Friday, July 11, 2008

Fannie Mae and Freddie Mac Tottering?

The subprime crisis was one thing, hammering the worst speculators hardest, but Fannie Mae and Freddie Mac are another - the meat and potatoes of the economy. If they go 'tits up' (as the British like to say) then we are toast:
The well-being of Fannie Mae and Freddie Mac is crucial because they hold or guarantee about $5 trillion worth of mortgages — roughly half the $9.5 trillion debt of the United States. Their troubles are just the latest depressing turn in a year-old credit crisis that shows no sign of ending, disappointing some stock traders who thought just months ago that the worst was perhaps over.
Little beads of sweat are forming everywhere. The Bush Administration and its cronies have been progressively looting the economy, with the full expectation that economic collapse, damage repair, and the required tax increases would be undertaken by a successor Democratic Administration (onto which the tax-increase blame could be laid). But despite Ben Bernanke's best efforts to kick the can down the road into the next Administration, the collapse may be coming now, and the Government just doesn't have enough money to save the day without a massive, massive tax increase.

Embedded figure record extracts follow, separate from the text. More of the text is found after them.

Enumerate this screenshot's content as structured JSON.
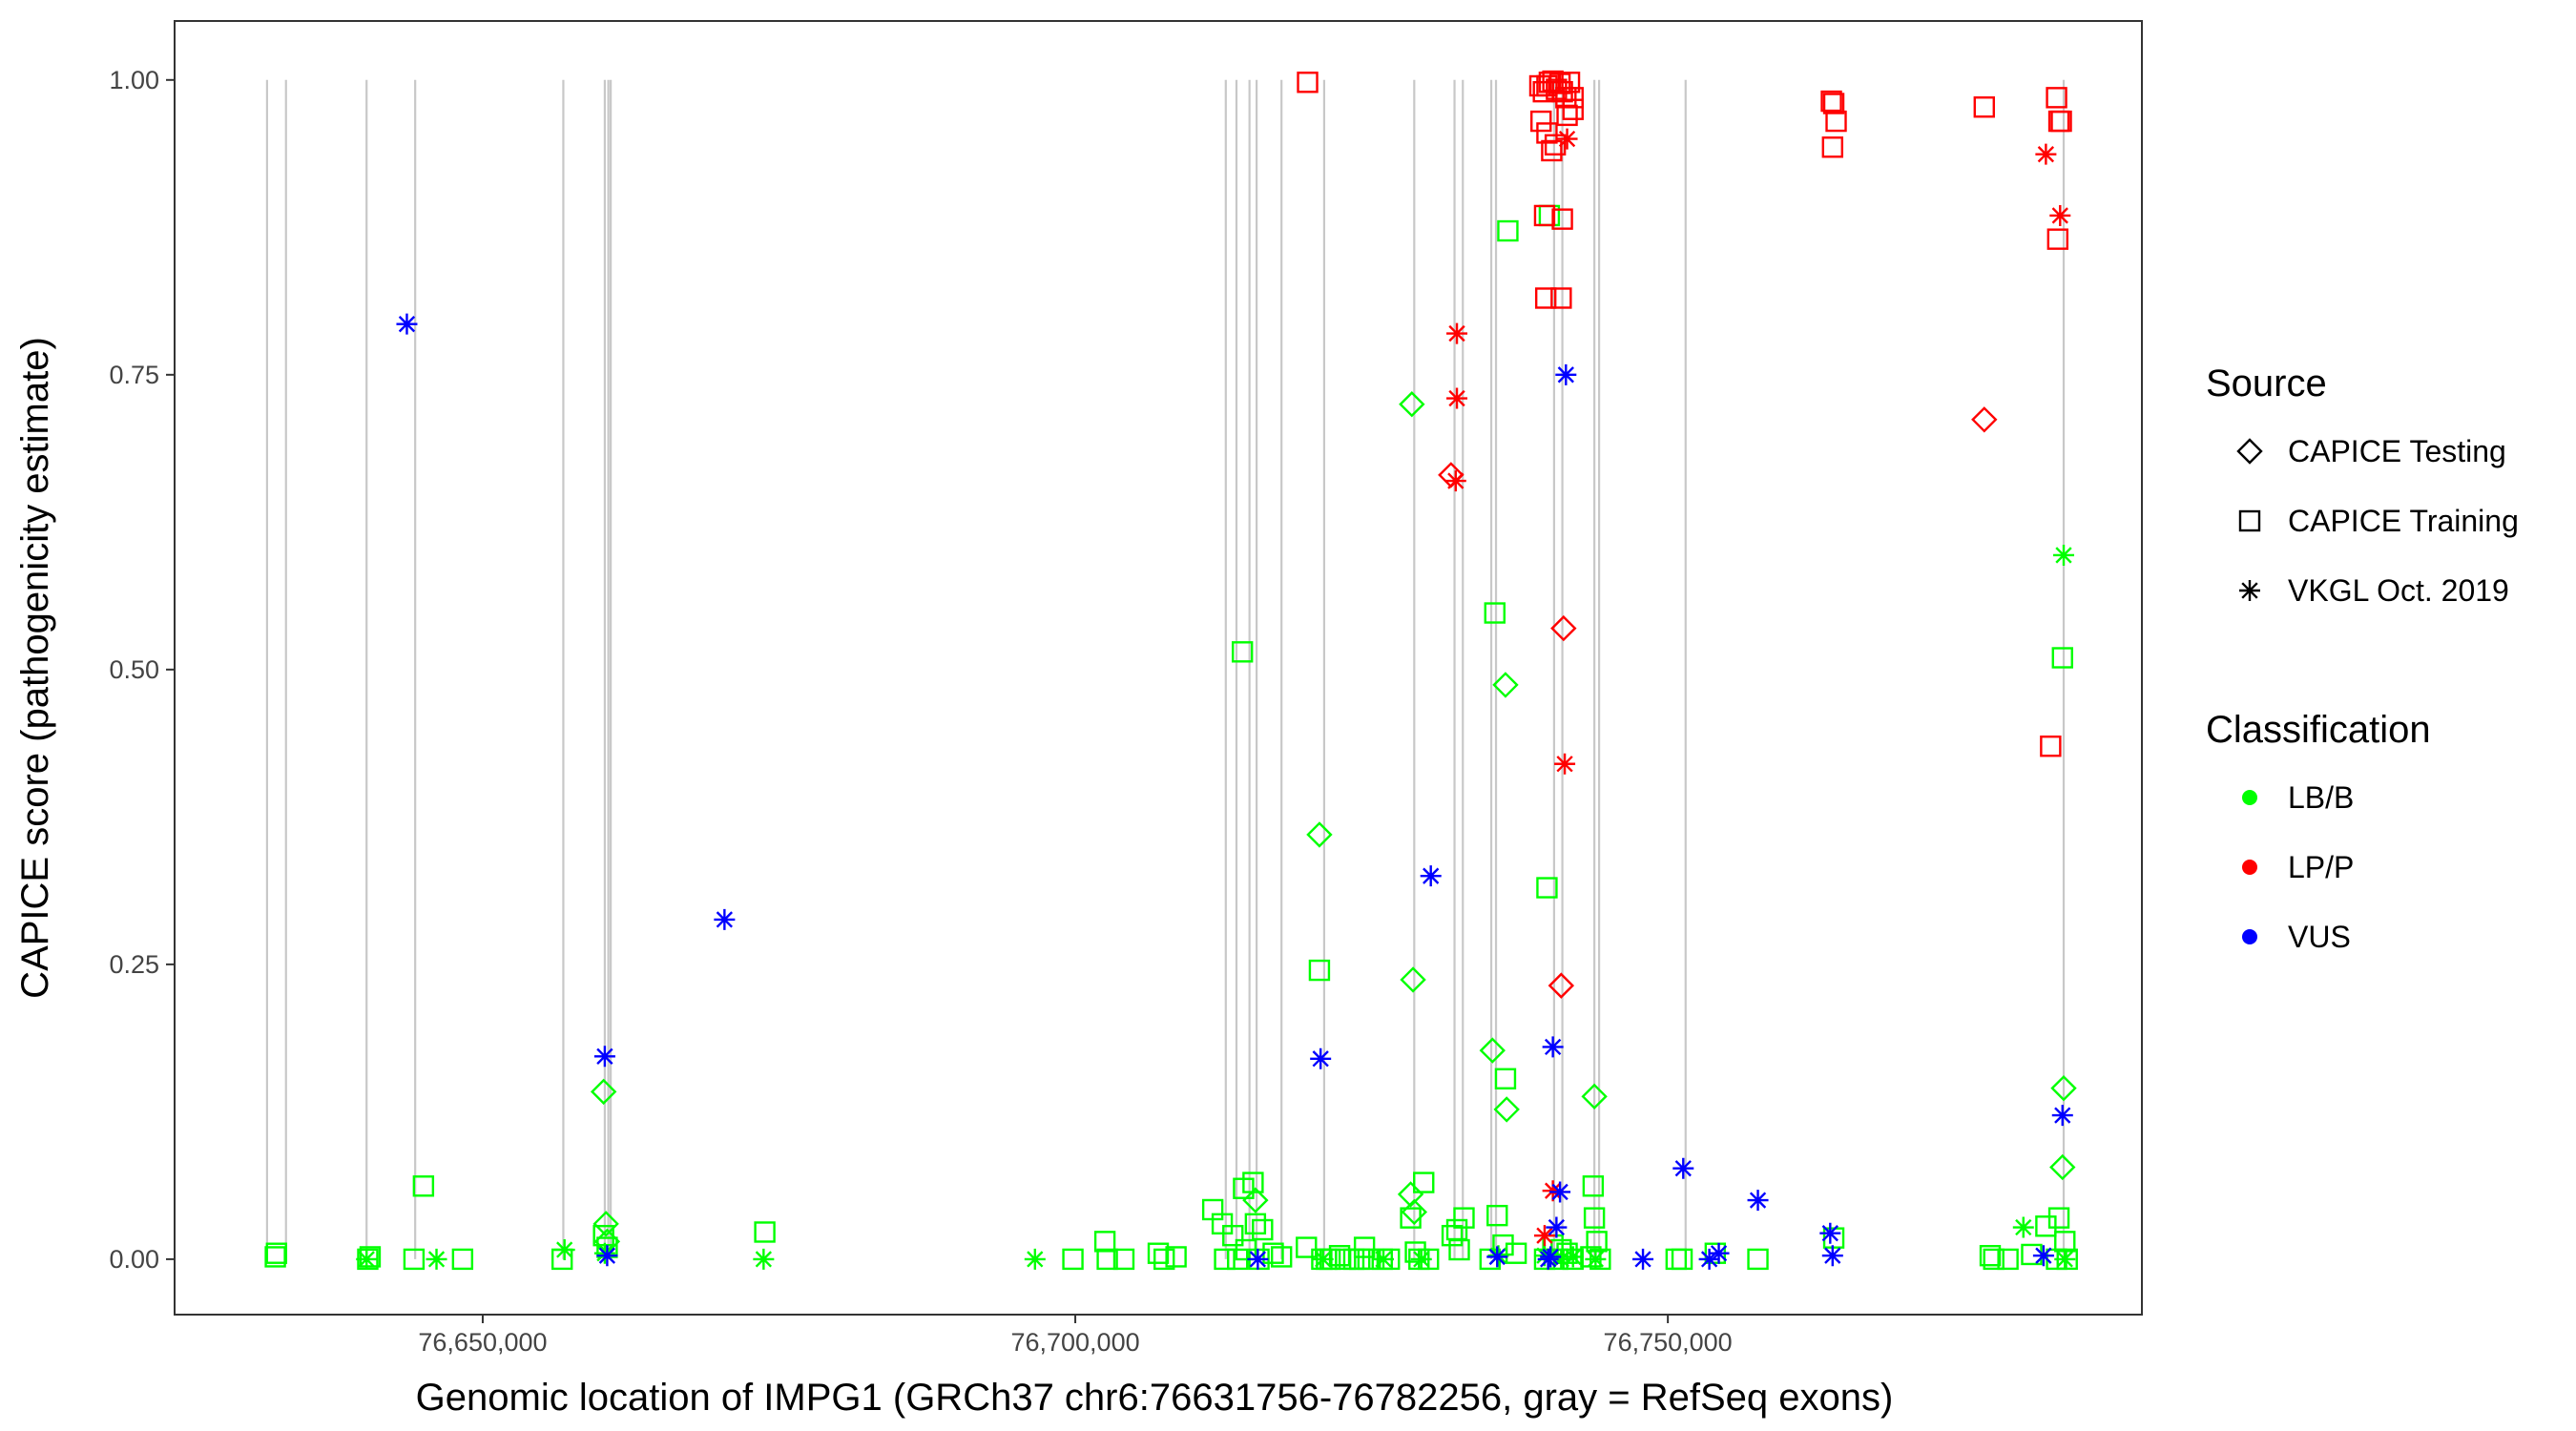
{
  "chart_data": {
    "type": "scatter",
    "xlabel": "Genomic location of IMPG1 (GRCh37 chr6:76631756-76782256, gray = RefSeq exons)",
    "ylabel": "CAPICE score (pathogenicity estimate)",
    "xlim": [
      76624000,
      76790000
    ],
    "ylim": [
      -0.047,
      1.05
    ],
    "x_ticks": [
      {
        "value": 76650000,
        "label": "76,650,000"
      },
      {
        "value": 76700000,
        "label": "76,700,000"
      },
      {
        "value": 76750000,
        "label": "76,750,000"
      }
    ],
    "y_ticks": [
      {
        "value": 0.0,
        "label": "0.00"
      },
      {
        "value": 0.25,
        "label": "0.25"
      },
      {
        "value": 0.5,
        "label": "0.50"
      },
      {
        "value": 0.75,
        "label": "0.75"
      },
      {
        "value": 1.0,
        "label": "1.00"
      }
    ],
    "grid": false,
    "exons": [
      76631800,
      76633400,
      76640200,
      76644300,
      76656800,
      76660300,
      76660600,
      76660800,
      76712700,
      76713600,
      76714700,
      76715300,
      76717400,
      76721000,
      76728600,
      76732000,
      76732700,
      76735100,
      76735500,
      76740400,
      76741100,
      76743800,
      76744200,
      76751500,
      76783400
    ],
    "legend": {
      "position": "right",
      "source_title": "Source",
      "source_items": [
        {
          "shape": "diamond",
          "label": "CAPICE Testing"
        },
        {
          "shape": "square",
          "label": "CAPICE Training"
        },
        {
          "shape": "asterisk",
          "label": "VKGL Oct. 2019"
        }
      ],
      "class_title": "Classification",
      "class_items": [
        {
          "label": "LB/B",
          "color": "#00ff00"
        },
        {
          "label": "LP/P",
          "color": "#ff0000"
        },
        {
          "label": "VUS",
          "color": "#0000ff"
        }
      ]
    },
    "series": [
      {
        "source": "CAPICE Training",
        "class": "LB/B",
        "points": [
          [
            76632500,
            0.002
          ],
          [
            76632600,
            0.005
          ],
          [
            76640300,
            0.0
          ],
          [
            76640500,
            0.002
          ],
          [
            76644200,
            0.0
          ],
          [
            76645000,
            0.062
          ],
          [
            76648300,
            0.0
          ],
          [
            76656700,
            0.0
          ],
          [
            76660200,
            0.02
          ],
          [
            76660500,
            0.01
          ],
          [
            76673800,
            0.023
          ],
          [
            76699800,
            0.0
          ],
          [
            76702500,
            0.015
          ],
          [
            76702700,
            0.0
          ],
          [
            76704100,
            0.0
          ],
          [
            76707000,
            0.005
          ],
          [
            76707500,
            0.0
          ],
          [
            76708500,
            0.002
          ],
          [
            76711600,
            0.042
          ],
          [
            76712400,
            0.03
          ],
          [
            76712600,
            0.0
          ],
          [
            76713300,
            0.02
          ],
          [
            76713700,
            0.0
          ],
          [
            76714100,
            0.515
          ],
          [
            76714200,
            0.06
          ],
          [
            76714400,
            0.008
          ],
          [
            76715000,
            0.065
          ],
          [
            76715200,
            0.03
          ],
          [
            76715500,
            0.0
          ],
          [
            76715800,
            0.025
          ],
          [
            76716700,
            0.005
          ],
          [
            76717400,
            0.002
          ],
          [
            76719500,
            0.01
          ],
          [
            76720600,
            0.245
          ],
          [
            76720800,
            0.0
          ],
          [
            76721200,
            0.0
          ],
          [
            76721500,
            0.0
          ],
          [
            76722300,
            0.003
          ],
          [
            76722800,
            0.0
          ],
          [
            76723500,
            0.0
          ],
          [
            76724000,
            0.0
          ],
          [
            76724400,
            0.01
          ],
          [
            76724700,
            0.0
          ],
          [
            76725900,
            0.0
          ],
          [
            76726500,
            0.0
          ],
          [
            76728300,
            0.035
          ],
          [
            76728700,
            0.006
          ],
          [
            76729000,
            0.0
          ],
          [
            76729400,
            0.065
          ],
          [
            76729800,
            0.0
          ],
          [
            76731800,
            0.02
          ],
          [
            76732200,
            0.025
          ],
          [
            76732400,
            0.008
          ],
          [
            76732800,
            0.035
          ],
          [
            76735000,
            0.0
          ],
          [
            76735400,
            0.548
          ],
          [
            76735600,
            0.037
          ],
          [
            76736100,
            0.012
          ],
          [
            76736300,
            0.153
          ],
          [
            76736500,
            0.872
          ],
          [
            76737200,
            0.005
          ],
          [
            76739600,
            0.0
          ],
          [
            76739800,
            0.315
          ],
          [
            76740000,
            0.885
          ],
          [
            76740300,
            0.012
          ],
          [
            76740700,
            0.0
          ],
          [
            76741000,
            0.008
          ],
          [
            76741500,
            0.005
          ],
          [
            76742000,
            0.0
          ],
          [
            76743500,
            0.002
          ],
          [
            76743700,
            0.062
          ],
          [
            76743800,
            0.035
          ],
          [
            76744000,
            0.015
          ],
          [
            76744300,
            0.0
          ],
          [
            76750700,
            0.0
          ],
          [
            76751200,
            0.0
          ],
          [
            76754000,
            0.005
          ],
          [
            76757600,
            0.0
          ],
          [
            76764000,
            0.018
          ],
          [
            76777200,
            0.003
          ],
          [
            76777500,
            0.0
          ],
          [
            76778700,
            0.0
          ],
          [
            76780700,
            0.004
          ],
          [
            76781900,
            0.028
          ],
          [
            76782800,
            0.0
          ],
          [
            76783000,
            0.035
          ],
          [
            76783300,
            0.51
          ],
          [
            76783500,
            0.015
          ],
          [
            76783700,
            0.0
          ]
        ]
      },
      {
        "source": "CAPICE Training",
        "class": "LP/P",
        "points": [
          [
            76719600,
            0.998
          ],
          [
            76739200,
            0.995
          ],
          [
            76739500,
            0.99
          ],
          [
            76739800,
            0.995
          ],
          [
            76740000,
            0.998
          ],
          [
            76740300,
            0.999
          ],
          [
            76740600,
            0.992
          ],
          [
            76740900,
            0.997
          ],
          [
            76741100,
            0.99
          ],
          [
            76741400,
            0.985
          ],
          [
            76741700,
            0.998
          ],
          [
            76742000,
            0.975
          ],
          [
            76739300,
            0.965
          ],
          [
            76739800,
            0.955
          ],
          [
            76740200,
            0.94
          ],
          [
            76740500,
            0.945
          ],
          [
            76741500,
            0.97
          ],
          [
            76742000,
            0.985
          ],
          [
            76739600,
            0.885
          ],
          [
            76741100,
            0.882
          ],
          [
            76739700,
            0.815
          ],
          [
            76741000,
            0.815
          ],
          [
            76763800,
            0.982
          ],
          [
            76764000,
            0.98
          ],
          [
            76764200,
            0.965
          ],
          [
            76763900,
            0.943
          ],
          [
            76776700,
            0.977
          ],
          [
            76782800,
            0.985
          ],
          [
            76783000,
            0.965
          ],
          [
            76783200,
            0.965
          ],
          [
            76782900,
            0.865
          ],
          [
            76782300,
            0.435
          ]
        ]
      },
      {
        "source": "CAPICE Testing",
        "class": "LB/B",
        "points": [
          [
            76660200,
            0.142
          ],
          [
            76660400,
            0.03
          ],
          [
            76660500,
            0.015
          ],
          [
            76715200,
            0.05
          ],
          [
            76720600,
            0.36
          ],
          [
            76728400,
            0.725
          ],
          [
            76728500,
            0.237
          ],
          [
            76728300,
            0.055
          ],
          [
            76728600,
            0.04
          ],
          [
            76735200,
            0.177
          ],
          [
            76736300,
            0.487
          ],
          [
            76736400,
            0.127
          ],
          [
            76743800,
            0.138
          ],
          [
            76783400,
            0.145
          ],
          [
            76783300,
            0.078
          ]
        ]
      },
      {
        "source": "CAPICE Testing",
        "class": "LP/P",
        "points": [
          [
            76731700,
            0.665
          ],
          [
            76741200,
            0.535
          ],
          [
            76741000,
            0.232
          ],
          [
            76776700,
            0.712
          ]
        ]
      },
      {
        "source": "VKGL Oct. 2019",
        "class": "LB/B",
        "points": [
          [
            76640200,
            0.0
          ],
          [
            76646100,
            0.0
          ],
          [
            76656900,
            0.008
          ],
          [
            76660300,
            0.005
          ],
          [
            76673700,
            0.0
          ],
          [
            76696600,
            0.0
          ],
          [
            76720900,
            0.0
          ],
          [
            76726000,
            0.0
          ],
          [
            76729200,
            0.0
          ],
          [
            76735700,
            0.003
          ],
          [
            76739600,
            0.003
          ],
          [
            76741000,
            0.0
          ],
          [
            76742000,
            0.002
          ],
          [
            76743900,
            0.0
          ],
          [
            76780000,
            0.027
          ],
          [
            76783400,
            0.597
          ],
          [
            76783500,
            0.0
          ]
        ]
      },
      {
        "source": "VKGL Oct. 2019",
        "class": "LP/P",
        "points": [
          [
            76732200,
            0.785
          ],
          [
            76732200,
            0.73
          ],
          [
            76732100,
            0.66
          ],
          [
            76741300,
            0.42
          ],
          [
            76739600,
            0.02
          ],
          [
            76740300,
            0.058
          ],
          [
            76741500,
            0.95
          ],
          [
            76781900,
            0.937
          ],
          [
            76783100,
            0.885
          ]
        ]
      },
      {
        "source": "VKGL Oct. 2019",
        "class": "VUS",
        "points": [
          [
            76643600,
            0.793
          ],
          [
            76670400,
            0.288
          ],
          [
            76660300,
            0.172
          ],
          [
            76660500,
            0.003
          ],
          [
            76715400,
            0.0
          ],
          [
            76720700,
            0.17
          ],
          [
            76730000,
            0.325
          ],
          [
            76735600,
            0.002
          ],
          [
            76740300,
            0.18
          ],
          [
            76741400,
            0.75
          ],
          [
            76740600,
            0.027
          ],
          [
            76740900,
            0.057
          ],
          [
            76739900,
            0.0
          ],
          [
            76740100,
            0.002
          ],
          [
            76751300,
            0.077
          ],
          [
            76747900,
            0.0
          ],
          [
            76753500,
            0.0
          ],
          [
            76754300,
            0.005
          ],
          [
            76757600,
            0.05
          ],
          [
            76763700,
            0.022
          ],
          [
            76763900,
            0.003
          ],
          [
            76781700,
            0.003
          ],
          [
            76783300,
            0.122
          ]
        ]
      }
    ]
  }
}
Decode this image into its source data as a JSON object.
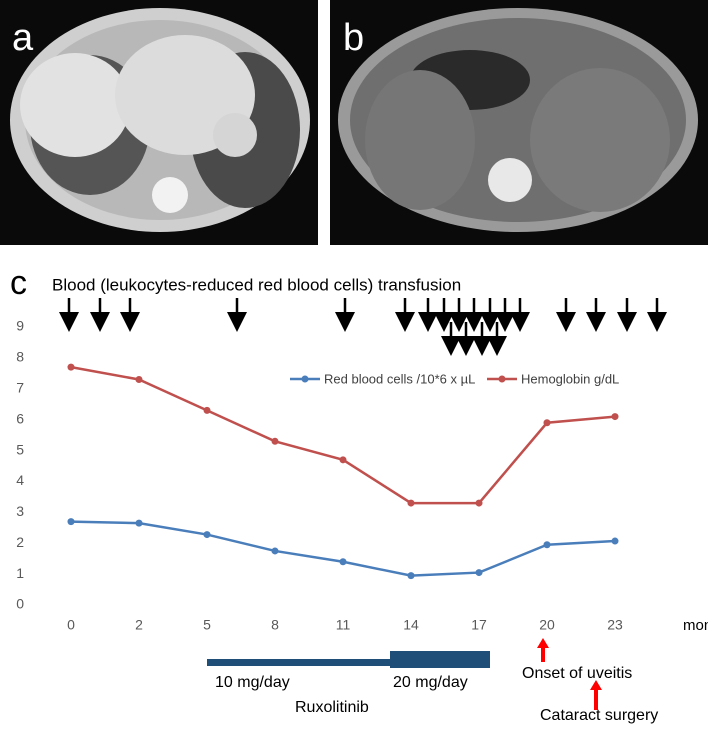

I just love this bone-headed assessment. Once everyone's friends, Fannie Mae and Freddie Mac are now seen as tar babies:
A rescue shouldn't be an option, said Representative Jeb Hensarling, chairman of the fiscally conservative Republican Study Committee.

``The government should not be supporting the system as is,'' said Hensarling, of Texas. Fannie Mae and Freddie Mac are a ``government-sanctioned duopoly'' that ``no longer helps the market in the way that it once did'' while posing ``a huge systemic risk'' to the economy.